The Sauk has three distinct sections that are of interest to fly anglers. From the logging town of Darrington down to the mouth of its major tributary, the Suiattle, the river is smaller and more difficult to fish due to limited public access. This section is best fished using a boat for access.   From the Suiattle down to the local spot known as "The Native Hole" the river widens a bit, takes on more water from the Suiattle and has numerous sections which are choked with large boulders and faster water. This section is easily accessed from the highway bordering the river.   In the lower Sauk below "The Native Hole" the valley widens and the streambed becomes much more meandering. Smaller rocks and sand have filled in this section quite a bit and each year this section changes with every high water that occurs. Most of the water here is best accessed from a boat. The whole river is very tempermental for fishing as rain in the mountains can color the water easily due to sediment runoff.

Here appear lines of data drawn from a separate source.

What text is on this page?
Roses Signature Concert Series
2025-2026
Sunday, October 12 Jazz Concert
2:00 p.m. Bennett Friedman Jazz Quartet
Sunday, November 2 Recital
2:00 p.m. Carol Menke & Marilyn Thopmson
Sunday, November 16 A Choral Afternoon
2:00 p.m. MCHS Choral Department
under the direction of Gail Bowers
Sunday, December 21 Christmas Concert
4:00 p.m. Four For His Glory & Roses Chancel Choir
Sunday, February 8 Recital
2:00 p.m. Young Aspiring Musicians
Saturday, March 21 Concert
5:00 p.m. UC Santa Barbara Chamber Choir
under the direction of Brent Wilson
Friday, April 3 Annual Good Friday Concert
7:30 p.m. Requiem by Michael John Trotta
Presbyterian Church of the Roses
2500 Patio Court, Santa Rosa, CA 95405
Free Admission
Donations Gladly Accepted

The Sauk opens on June 1 st and is not much of a river to fish due to heavily silted water from glacier runoff. The Sauk becomes fishable again later in the fall when cooler temperatures freeze the glacier and winter storms are still a few weeks away. The Sauk gets a few silver salmon and chum salmon each year, but most anglers target the dolly varden char that inhabit the river feeding on the bounty that comes in the form of salmon eggs and flesh. A small hatchery winter steelhead run spices up an angler's dolly fishing, but the real prizes of the Sauk are the late running native winter steelhead which easily average 10 to 12 pounds. Larger fish are hooked each year and every one is thick shouldered and strong. These fish run the river right up until the river closes on April 30th. The river is closed during May to protect native spawners.